NJ Spotlight: Dark-Money Bill Advances, Sans Requirement For Retroactive Reporting

By Colleen O’Dea

The requirement to disclose significant contributions and spending by politically active nonprofits – known as “dark money” – is moving ahead in the Legislature, despite the elimination of what seemed to be one of the bill’s goals – to embarrass Gov. Phil Murphy after a group that supports Murphy went back on its word to reveal its donors…

That retroactive disclosure was not included in the Assembly version of the bill, A-1524 approved Monday by the Assembly Appropriations Committee…

[T]he broad focus of the legislation has drawn the ire of a number of other nonprofits of all political bents that do not necessarily work for or against a candidate – the traditional definition of dark money – but that do lobby on issues. They fear the measure will lead to a loss of funds, since some donors don’t want to be identified and it will infringe on their First Amendment right to free speech…

“Having to share who donors are, actually ends up harming organizations that do controversial work,” said Amol Sinha, executive director of the ACLU-NJ, whose work includes defending the civil rights of those accused of crimes, against police brutality and overreach, and safeguarding individuals’ rights to practice their chosen religion or to follow no religion.
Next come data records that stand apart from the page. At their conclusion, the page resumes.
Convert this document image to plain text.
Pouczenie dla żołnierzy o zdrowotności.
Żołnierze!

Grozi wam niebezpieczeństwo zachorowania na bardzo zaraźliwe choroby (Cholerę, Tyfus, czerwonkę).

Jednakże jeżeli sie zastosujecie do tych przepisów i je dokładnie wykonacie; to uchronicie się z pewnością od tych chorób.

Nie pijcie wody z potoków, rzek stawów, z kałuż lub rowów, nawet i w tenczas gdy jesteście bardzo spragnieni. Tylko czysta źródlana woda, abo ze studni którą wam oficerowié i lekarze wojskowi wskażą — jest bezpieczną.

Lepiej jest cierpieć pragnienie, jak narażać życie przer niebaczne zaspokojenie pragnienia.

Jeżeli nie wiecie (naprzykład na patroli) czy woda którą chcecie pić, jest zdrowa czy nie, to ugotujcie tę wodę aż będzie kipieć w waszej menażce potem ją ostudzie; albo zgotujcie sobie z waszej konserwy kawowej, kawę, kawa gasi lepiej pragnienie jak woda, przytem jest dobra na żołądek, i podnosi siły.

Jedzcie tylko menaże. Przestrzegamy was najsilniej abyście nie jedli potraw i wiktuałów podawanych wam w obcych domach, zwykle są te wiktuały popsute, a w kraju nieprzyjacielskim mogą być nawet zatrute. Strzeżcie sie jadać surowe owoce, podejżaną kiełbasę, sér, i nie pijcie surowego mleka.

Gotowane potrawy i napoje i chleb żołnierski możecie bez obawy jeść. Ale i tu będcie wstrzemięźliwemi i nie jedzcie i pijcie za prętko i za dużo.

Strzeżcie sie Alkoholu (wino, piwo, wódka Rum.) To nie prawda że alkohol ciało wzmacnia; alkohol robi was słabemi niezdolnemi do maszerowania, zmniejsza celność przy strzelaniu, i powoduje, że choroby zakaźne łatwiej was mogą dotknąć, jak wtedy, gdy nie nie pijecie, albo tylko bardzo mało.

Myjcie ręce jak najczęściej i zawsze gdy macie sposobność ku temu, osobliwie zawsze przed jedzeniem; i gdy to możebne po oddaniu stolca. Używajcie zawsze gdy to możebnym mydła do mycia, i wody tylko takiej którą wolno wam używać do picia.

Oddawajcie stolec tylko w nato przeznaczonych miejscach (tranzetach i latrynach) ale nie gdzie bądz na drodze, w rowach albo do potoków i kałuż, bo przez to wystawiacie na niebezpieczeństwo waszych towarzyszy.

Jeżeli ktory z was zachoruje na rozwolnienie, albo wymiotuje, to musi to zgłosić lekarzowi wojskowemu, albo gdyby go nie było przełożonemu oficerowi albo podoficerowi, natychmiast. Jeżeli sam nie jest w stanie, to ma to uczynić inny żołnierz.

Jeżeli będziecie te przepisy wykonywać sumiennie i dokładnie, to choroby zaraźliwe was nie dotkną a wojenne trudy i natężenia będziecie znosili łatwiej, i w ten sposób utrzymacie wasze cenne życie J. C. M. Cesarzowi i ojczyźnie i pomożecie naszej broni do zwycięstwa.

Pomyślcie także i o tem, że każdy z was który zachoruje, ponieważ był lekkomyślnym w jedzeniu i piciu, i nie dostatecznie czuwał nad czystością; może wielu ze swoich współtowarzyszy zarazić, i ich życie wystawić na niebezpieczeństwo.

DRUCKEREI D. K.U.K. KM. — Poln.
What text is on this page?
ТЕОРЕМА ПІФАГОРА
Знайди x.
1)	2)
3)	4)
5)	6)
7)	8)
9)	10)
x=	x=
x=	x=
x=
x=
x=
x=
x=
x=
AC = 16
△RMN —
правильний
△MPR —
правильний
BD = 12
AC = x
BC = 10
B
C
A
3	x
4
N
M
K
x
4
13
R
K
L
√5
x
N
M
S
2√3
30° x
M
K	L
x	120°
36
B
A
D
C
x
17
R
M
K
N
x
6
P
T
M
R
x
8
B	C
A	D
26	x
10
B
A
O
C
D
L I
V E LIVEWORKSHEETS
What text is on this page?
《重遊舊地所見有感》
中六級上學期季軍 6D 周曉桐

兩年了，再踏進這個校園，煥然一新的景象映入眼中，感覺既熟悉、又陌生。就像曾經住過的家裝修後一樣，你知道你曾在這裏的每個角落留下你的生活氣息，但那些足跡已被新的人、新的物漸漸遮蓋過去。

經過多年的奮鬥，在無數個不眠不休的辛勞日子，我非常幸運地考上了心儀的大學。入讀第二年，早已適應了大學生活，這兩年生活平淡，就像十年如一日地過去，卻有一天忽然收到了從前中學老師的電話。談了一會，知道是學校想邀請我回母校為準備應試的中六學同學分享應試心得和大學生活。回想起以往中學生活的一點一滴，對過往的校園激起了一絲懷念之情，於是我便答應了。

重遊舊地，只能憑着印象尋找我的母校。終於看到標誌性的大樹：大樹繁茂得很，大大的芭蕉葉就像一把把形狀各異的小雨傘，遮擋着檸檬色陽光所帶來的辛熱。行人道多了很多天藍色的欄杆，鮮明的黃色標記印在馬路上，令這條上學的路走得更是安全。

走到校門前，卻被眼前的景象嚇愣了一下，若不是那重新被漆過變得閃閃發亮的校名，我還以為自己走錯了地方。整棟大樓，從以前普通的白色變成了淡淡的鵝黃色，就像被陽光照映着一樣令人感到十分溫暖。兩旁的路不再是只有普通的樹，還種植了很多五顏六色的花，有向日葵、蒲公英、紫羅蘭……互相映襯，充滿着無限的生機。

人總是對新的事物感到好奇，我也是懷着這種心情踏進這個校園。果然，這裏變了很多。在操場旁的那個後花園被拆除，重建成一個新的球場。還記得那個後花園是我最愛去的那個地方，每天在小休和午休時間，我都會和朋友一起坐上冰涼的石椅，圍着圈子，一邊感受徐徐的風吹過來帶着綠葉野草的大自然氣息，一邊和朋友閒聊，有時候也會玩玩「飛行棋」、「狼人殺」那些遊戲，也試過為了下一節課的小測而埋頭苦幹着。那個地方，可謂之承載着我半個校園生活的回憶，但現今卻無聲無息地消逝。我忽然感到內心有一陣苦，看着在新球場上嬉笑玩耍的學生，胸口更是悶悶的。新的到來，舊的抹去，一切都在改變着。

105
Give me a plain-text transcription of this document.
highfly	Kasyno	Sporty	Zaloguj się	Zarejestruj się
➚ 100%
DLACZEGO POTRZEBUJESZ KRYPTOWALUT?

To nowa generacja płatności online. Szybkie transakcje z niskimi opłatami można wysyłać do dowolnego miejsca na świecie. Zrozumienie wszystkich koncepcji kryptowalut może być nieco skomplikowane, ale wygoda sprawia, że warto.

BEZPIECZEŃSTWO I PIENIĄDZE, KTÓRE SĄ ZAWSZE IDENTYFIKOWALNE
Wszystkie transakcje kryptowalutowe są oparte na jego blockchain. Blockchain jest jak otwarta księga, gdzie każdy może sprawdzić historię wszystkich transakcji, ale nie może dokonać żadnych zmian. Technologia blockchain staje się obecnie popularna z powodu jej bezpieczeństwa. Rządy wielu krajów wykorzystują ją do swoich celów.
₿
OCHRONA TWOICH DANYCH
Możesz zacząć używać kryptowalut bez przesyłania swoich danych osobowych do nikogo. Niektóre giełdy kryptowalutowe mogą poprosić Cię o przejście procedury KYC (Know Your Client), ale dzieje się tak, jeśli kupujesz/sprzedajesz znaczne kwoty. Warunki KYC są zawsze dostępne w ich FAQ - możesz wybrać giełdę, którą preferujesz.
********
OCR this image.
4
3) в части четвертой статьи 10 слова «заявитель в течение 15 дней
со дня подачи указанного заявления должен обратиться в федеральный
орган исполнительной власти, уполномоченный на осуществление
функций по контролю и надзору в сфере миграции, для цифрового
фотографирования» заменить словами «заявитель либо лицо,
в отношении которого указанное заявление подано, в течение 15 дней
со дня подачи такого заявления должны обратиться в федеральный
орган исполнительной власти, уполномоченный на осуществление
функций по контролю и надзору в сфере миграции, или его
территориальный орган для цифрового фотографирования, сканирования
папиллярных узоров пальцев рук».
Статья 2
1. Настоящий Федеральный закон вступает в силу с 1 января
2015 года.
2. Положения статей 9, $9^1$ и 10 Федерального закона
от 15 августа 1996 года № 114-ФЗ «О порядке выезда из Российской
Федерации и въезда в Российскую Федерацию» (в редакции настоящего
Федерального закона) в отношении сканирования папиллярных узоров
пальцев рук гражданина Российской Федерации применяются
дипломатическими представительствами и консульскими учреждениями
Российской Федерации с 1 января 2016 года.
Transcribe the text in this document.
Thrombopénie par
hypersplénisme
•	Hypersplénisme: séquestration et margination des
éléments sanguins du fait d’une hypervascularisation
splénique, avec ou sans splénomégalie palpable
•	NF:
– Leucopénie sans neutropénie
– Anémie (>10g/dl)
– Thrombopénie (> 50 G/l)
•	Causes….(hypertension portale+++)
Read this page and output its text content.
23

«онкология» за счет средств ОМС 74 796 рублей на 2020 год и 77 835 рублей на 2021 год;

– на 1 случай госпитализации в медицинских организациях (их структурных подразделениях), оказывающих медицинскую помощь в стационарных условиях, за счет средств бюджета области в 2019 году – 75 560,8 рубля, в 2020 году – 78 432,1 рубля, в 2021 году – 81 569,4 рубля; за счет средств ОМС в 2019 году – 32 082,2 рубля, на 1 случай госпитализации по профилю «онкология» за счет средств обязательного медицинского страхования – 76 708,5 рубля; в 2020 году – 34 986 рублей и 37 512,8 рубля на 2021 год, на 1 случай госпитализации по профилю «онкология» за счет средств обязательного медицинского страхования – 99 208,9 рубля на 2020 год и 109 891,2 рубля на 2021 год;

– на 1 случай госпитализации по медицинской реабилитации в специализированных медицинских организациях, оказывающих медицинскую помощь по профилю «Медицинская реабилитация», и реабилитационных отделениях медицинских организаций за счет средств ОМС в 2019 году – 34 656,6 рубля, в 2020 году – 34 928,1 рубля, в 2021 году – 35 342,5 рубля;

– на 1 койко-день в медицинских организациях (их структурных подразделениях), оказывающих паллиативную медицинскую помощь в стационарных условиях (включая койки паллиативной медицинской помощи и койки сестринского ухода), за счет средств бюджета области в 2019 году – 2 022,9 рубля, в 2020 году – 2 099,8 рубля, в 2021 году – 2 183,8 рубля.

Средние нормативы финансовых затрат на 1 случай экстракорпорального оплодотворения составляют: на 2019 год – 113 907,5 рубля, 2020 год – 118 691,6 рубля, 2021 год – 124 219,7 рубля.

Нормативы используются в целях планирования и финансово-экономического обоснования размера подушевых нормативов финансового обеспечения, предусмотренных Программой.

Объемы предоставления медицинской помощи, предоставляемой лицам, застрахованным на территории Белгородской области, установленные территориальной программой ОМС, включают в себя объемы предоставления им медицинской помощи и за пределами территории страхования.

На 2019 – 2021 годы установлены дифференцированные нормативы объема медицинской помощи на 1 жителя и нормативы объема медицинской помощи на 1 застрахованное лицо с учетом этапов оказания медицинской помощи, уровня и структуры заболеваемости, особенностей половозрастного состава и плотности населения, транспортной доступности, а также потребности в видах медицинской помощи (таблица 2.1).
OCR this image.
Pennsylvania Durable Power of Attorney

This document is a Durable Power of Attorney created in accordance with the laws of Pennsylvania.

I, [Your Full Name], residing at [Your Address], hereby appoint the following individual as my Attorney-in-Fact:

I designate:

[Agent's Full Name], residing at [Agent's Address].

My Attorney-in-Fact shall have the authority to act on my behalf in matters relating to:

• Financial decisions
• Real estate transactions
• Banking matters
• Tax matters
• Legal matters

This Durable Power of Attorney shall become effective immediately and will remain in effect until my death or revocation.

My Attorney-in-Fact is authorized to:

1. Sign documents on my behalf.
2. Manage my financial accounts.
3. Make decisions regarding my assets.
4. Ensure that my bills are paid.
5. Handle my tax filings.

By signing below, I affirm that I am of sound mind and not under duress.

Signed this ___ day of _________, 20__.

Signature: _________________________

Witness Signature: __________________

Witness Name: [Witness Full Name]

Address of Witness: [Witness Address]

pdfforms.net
Doug O’Malley, director of Environment New Jersey, called for legislators to make a distinction between true dark-money groups whose primary mission is to support or defeat candidates or ballot questions and groups such as his that are grassroots organizations made up primarily of citizens that advocate for or against issues…

Sandra Matsen of the League of Women Voters of New Jersey said the nonprofit has its own concerns with some of the bill’s requirements, including that the reporting rules could be “burdensome.” …

The full Assembly could vote on the bill as early as next Monday. 

Legal Newsline: A conservative activist and the Democrat AG he says is persecuting him are headed for their final showdown in Washington

By Karen Kidd

Longtime conservative activist Tim Eyman says the state of Washington is out to politically silence him, and he’s preparing for what he calls his legal Super Bowl.

While a preliminary motion and other prehearing procedures are expected to be heard on Friday, politicos of all stripes in the Evergreen State will be watching an April 5 hearing in Olympia, before Thurston County Superior Court Judge James Dixon.

The judge is expected to consider Eyman’s motion to dismiss a request by Democrat Washington Attorney General Bob Ferguson that Eyman be banned for life from political activity in the state.

Given the small size of Dixon’s courtroom, Eyman told Legal Newsline that Washington’s public affairs network TVW has agreed to record the hearing and broadcast it later the same day…

Rather than ban Eyman from a lifetime of political activity, the attorney general is formally asking the court to prevent Eyman from “continuing to violate Washington’s campaign finance laws,” Ferguson’s statement said.

“My office is not seeking to prohibit Mr. Eyman from promoting ballot initiatives, sponsoring ballot initiatives, advocating for changes to state laws or engaging in other political speech,” the statement said. “We are, however, seeking an injunction from the court to prohibit Mr. Eyman from controlling and managing the financial transactions of a political committee.

“We are seeking this relief because previous sanctions against Mr. Eyman proved ineffective at curbing Mr. Eyman’s unlawful conduct.”